5 questions you need to ask at NYC tech job fairs

Networking with potential employers at NYC tech job fairs is a bit like speed dating. For savvy job hunters, finding out whether an opportunity might be a good fit is all about asking the right questions.

Written by Emerson Dameron
Published on May. 19, 2016
5 questions you need to ask at NYC tech job fairs

Networking with potential employers at NYC tech job fairs is a bit like speed dating. Job seekers and companies have a fleeting amount of time to get to know each other. Unlike poring over an online job ad or crafting a cover letter, communicating in real time requires thinking on one's feet.

For savvy job hunters, finding out whether an opportunity might be a good fit is all about asking the right questions. Not only is it useful, but expressing curiosity is also one of the most effective ways to make a good impression.

But what particular questions should you ask? Here are a few that say good things about the questioner, help collect valuable information, and inspire intriguing and memorable conversations. 

Once you understand the fundamental concepts behind them, you can tailor these questions to suit your own personality and the opportunities that most interest you. It is always more useful to be specific.

1. What roles are you currently hiring for?

If you're perusing online job boards, you can get details about specific opportunities before making contact with employers. At a job fair, you may encounter companies with opportunities that aren't being advertised just yet. 

In the tech startup world, job descriptions and requirements can be quite specific. AlleyBoost CEO Jason Malki suggests asking about open roles right away, even before you've started describing your own qualifications. Malki should know—AlleyBoost is a job fair focused specifically on NYC tech startups.

"Knowing which roles they are hiring for will make the conversation laser focused and will allow for you to reference distinctive knowledge and experiences that you have around those specific roles," Malki said.

Hearing about open roles directly from potential employers in their own words will give you insight into whether you're a good fit that even the best written online job description simply cannot provide. 

2. What is the company culture like?

NYC tech professionals and employers are always thinking outside the cubicle, giving rise to new sorts of teams and working environments. If you go to work for a company, its culture is going to be an enormous part of your life, so it's essential to understand it before you make a decision.

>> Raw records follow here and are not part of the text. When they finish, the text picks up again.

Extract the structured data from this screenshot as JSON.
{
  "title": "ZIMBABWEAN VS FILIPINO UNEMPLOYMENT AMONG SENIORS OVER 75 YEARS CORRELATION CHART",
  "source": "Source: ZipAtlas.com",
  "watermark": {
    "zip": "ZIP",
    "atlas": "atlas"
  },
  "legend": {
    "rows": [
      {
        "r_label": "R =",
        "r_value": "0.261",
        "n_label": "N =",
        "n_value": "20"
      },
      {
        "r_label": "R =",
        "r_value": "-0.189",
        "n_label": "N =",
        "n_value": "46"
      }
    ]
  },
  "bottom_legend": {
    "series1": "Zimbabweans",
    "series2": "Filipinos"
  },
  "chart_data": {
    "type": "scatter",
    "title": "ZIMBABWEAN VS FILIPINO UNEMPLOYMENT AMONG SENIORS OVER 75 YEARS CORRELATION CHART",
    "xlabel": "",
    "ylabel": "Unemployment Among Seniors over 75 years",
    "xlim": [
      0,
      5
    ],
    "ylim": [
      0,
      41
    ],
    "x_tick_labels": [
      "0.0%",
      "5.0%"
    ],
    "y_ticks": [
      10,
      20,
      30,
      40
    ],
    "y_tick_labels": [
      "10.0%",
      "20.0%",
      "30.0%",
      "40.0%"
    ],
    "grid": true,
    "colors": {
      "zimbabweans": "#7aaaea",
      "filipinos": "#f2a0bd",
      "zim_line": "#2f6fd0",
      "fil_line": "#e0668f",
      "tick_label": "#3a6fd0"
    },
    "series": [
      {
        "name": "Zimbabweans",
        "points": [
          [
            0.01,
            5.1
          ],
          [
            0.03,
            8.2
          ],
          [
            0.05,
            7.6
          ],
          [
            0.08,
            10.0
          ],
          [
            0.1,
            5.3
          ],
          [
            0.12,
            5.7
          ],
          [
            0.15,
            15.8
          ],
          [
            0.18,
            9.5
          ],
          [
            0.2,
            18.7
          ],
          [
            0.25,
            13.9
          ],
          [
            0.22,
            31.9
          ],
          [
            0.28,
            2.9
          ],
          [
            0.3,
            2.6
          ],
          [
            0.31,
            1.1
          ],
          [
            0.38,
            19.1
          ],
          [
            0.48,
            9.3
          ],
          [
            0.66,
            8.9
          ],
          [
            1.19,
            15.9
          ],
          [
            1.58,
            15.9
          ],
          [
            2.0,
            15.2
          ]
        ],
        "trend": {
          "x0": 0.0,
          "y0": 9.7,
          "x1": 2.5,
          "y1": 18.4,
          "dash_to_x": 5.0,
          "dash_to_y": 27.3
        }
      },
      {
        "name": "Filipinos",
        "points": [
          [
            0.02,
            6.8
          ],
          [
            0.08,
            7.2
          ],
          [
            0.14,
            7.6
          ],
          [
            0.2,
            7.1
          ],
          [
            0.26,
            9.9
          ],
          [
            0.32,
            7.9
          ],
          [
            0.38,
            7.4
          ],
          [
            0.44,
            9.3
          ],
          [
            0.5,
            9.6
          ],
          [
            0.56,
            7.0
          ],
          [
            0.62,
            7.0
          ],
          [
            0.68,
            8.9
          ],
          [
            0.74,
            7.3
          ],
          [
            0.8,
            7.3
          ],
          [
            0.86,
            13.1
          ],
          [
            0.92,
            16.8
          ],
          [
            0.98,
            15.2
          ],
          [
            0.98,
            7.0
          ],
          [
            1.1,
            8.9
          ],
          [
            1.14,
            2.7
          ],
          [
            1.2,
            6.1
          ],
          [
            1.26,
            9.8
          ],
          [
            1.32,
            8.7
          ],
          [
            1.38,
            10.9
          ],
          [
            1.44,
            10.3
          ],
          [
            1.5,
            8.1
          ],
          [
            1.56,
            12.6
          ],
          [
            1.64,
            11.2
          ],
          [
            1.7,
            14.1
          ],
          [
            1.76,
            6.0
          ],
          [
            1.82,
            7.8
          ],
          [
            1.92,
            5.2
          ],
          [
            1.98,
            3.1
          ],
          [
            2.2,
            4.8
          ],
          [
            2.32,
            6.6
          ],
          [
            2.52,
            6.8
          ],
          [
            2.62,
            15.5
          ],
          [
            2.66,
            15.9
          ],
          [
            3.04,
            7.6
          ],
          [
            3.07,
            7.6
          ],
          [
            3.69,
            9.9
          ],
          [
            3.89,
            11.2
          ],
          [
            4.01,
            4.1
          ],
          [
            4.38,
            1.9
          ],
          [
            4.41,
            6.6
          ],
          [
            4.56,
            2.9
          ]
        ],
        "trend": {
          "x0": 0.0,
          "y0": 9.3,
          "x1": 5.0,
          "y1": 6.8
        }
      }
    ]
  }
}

"Startups have truly shifted the company culture paradigm, and some startups do a better job than others of building it up," said Malki. "You need to make sure that the company that you may be joining offers the type of work environment that you are seeking."

Once again, don't be afraid to get specific. If questions about company culture yield vague answers, ask follow-up questions that will help give you a clearer picture of what working for the company is like. Is it developer focused, alive with geeky humor and Linux jokes? Or is it more designer-driven, with coffee table books and co-workers who spend their evenings at AIGA events? Is it part of a large, established company, or is it a small team making its own rules and working off-site?

"It would be a shame if you spent weeks or even months going through the hiring process to ultimately find that you are incongruous to the company culture," Malki said.

3. How will I be able to add value to your company?

Here's where you have a chance to show off your own skills and qualifications. After you've shaken hands and given your "elevator pitch," or explained a specific achievement in detail, ask how you can contribute your skills to supplement the company's existing strengths.

"People are typically ardent about things that they are exceptional at, so having a deeper understanding of how you can add value will calibrate your thinking when it comes to your potential at the company," said Malki.

This question has another clever advantage—it invites a potential employer to form a mental picture of what it would be like to have you on their team, and what your skills and personality might contribute. This is an enormous advantage of doing your professional networking in person, one-on-one.

4. What is your day-to-day work like?

Now it's time to dig into the details and get as specific as possible. Work is a marathon, not a sprint, and some of your tasks will necessarily be repetitive and ongoing.

Many tech startups are driven by highly detailed and specialized "under-the-hood" work as much as by big ideas, so it's important to understand the engine. Go for specificity here and visualize whether can you imagine yourself caring about this work even on days when it becomes frustrating. 

"Knowing employer expectations is paramount," Malki said. "Understanding what your more laborious, day-to-day tasks are will allow you to have broad insight into your potential role and will allow you to decide if you are are passionate enough about those tasks to commit to them on a daily basis."

5. What big projects and initiatives would I be involved in?

Almost everyone who has done a few job interviews has been asked where they see themselves in one, five, or ten years. This is like that, but in reverse.

"Outside of your consistent day-to-day work, it's important to know what the bigger picture is as far as your role," said Malki. "Understanding what major campaigns and projects that you will embark on will help you to discern whether or not the role is for you."

More broadly, it will give you an idea of the goals that are most important to the company and where it may be headed over time. Work is an ongoing process of consistent improvement, and it is important to know how you will able to grow along with a potential employer, not just for your sake, but for their's as well.